Discussion in 'Alternate History Discussion: Before 1900' started by Setofan1, Aug 11, 2017.

  1. Setofan1 New Member

    Aug 10, 2017
    Hello everyone. I've been a long time lurker and I decided it was time to join. Like all of you, I enjoy history and what could have been. I like to make alternate maps in particular, and I'd like to share some with you over the coming weeks. Anyway... moving right along... for this exercise, I seek to create an alternate timeline where not only does the Imperial State of Iran survive and with more of Greater Iran intact, but becomes one of the 5 largest economies on the planet by present day. In order to do this, I'll of course need your help. I'm not particularly versed with central Asian history and politics, but I've always found Iran fascinating and often wonder what could have been had the 1979 Revolution either been killed or not gone down.

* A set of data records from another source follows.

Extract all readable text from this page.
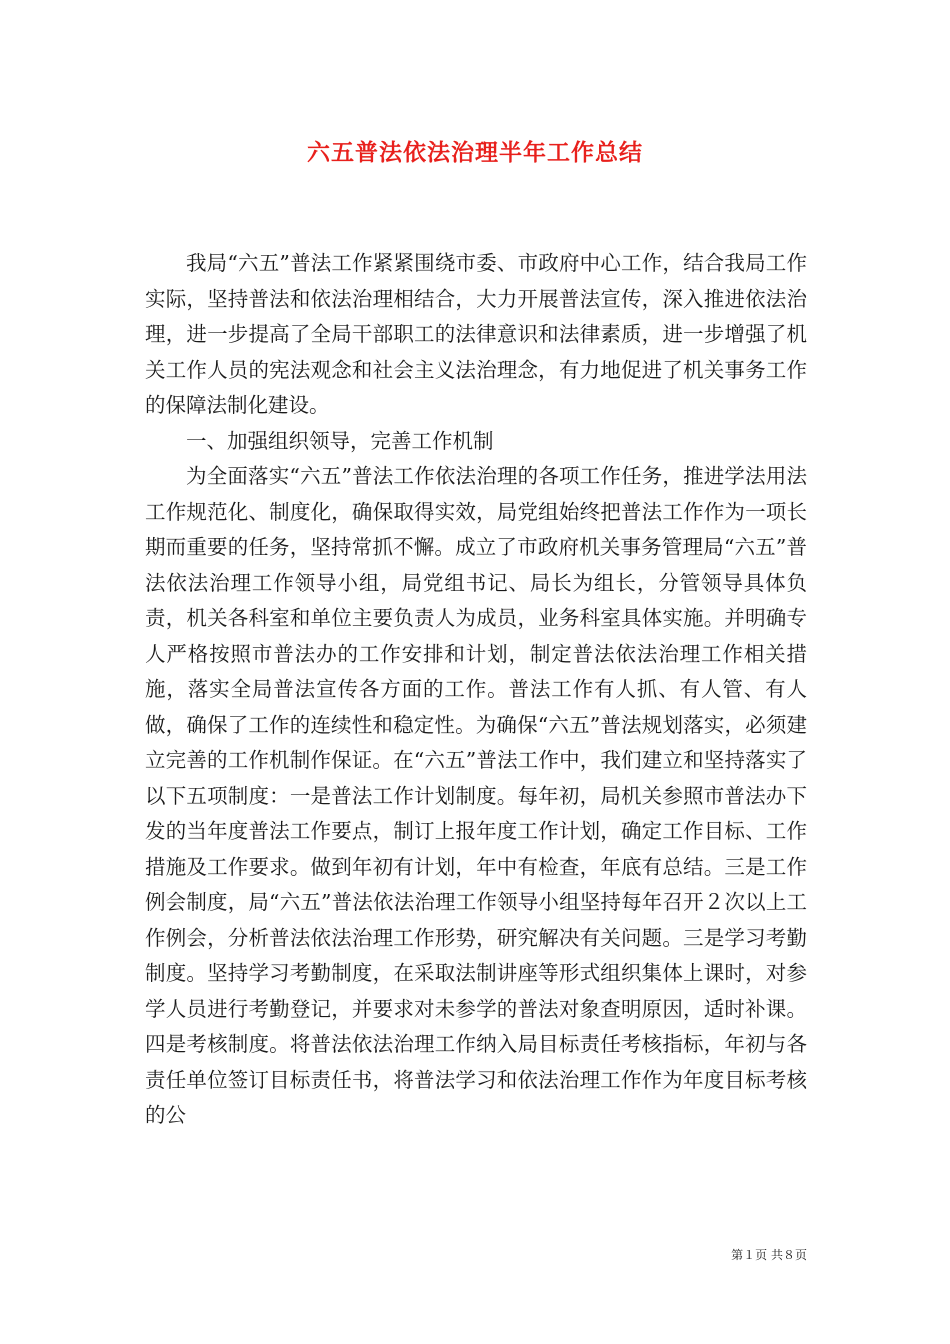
六五普法依法治理半年工作总结

我局“六五”普法工作紧紧围绕市委、市政府中心工作，结合我局工作实际，坚持普法和依法治理相结合，大力开展普法宣传，深入推进依法治理，进一步提高了全局干部职工的法律意识和法律素质，进一步增强了机关工作人员的宪法观念和社会主义法治理念，有力地促进了机关事务工作的保障法制化建设。

一、加强组织领导，完善工作机制

为全面落实“六五”普法工作依法治理的各项工作任务，推进学法用法工作规范化、制度化，确保取得实效，局党组始终把普法工作作为一项长期而重要的任务，坚持常抓不懈。成立了市政府机关事务管理局“六五”普法依法治理工作领导小组，局党组书记、局长为组长，分管领导具体负责，机关各科室和单位主要负责人为成员，业务科室具体实施。并明确专人严格按照市普法办的工作安排和计划，制定普法依法治理工作相关措施，落实全局普法宣传各方面的工作。普法工作有人抓、有人管、有人做，确保了工作的连续性和稳定性。为确保“六五”普法规划落实，必须建立完善的工作机制作保证。在“六五”普法工作中，我们建立和坚持落实了以下五项制度：一是普法工作计划制度。每年初，局机关参照市普法办下发的当年度普法工作要点，制订上报年度工作计划，确定工作目标、工作措施及工作要求。做到年初有计划，年中有检查，年底有总结。三是工作例会制度，局“六五”普法依法治理工作领导小组坚持每年召开２次以上工作例会，分析普法依法治理工作形势，研究解决有关问题。三是学习考勤制度。坚持学习考勤制度，在采取法制讲座等形式组织集体上课时，对参学人员进行考勤登记，并要求对未参学的普法对象查明原因，适时补课。四是考核制度。将普法依法治理工作纳入局目标责任考核指标，年初与各责任单位签订目标责任书，将普法学习和依法治理工作作为年度目标考核的公

第１页 共８页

    Starting during the Qajar dynasty and leading up to today, how can Imperial Iran survive as a state and with the borders as seen in my map? The map includes Bahrain, Baluchistan and Herat province (I accidentally included Badghis in the map). This should give Iran an area roughly 2,050,928 km2 and a population of 96,356,700 people (neither counting Badghis province).


    I figure starting with Mohammad Shah Qajar, instead of fighting losing wars with the British over Herat, he could negotiate to cede Afghanistan to them minus Herat and begin the process of Westernizing after the wars with Russia. Wikipedia doesn't provide much information of Baluchistan, so I don't know how they can keep it, but for Bahrain, I figure that instead of the Anglo-Soviet invasion of Iran, Iran would instead being more advanced due to earlier industrialization and Westernization be firmly in the allies camp and as reward for loyalty to the allies, they be gifted Bahrain like the Shah's originally wanted.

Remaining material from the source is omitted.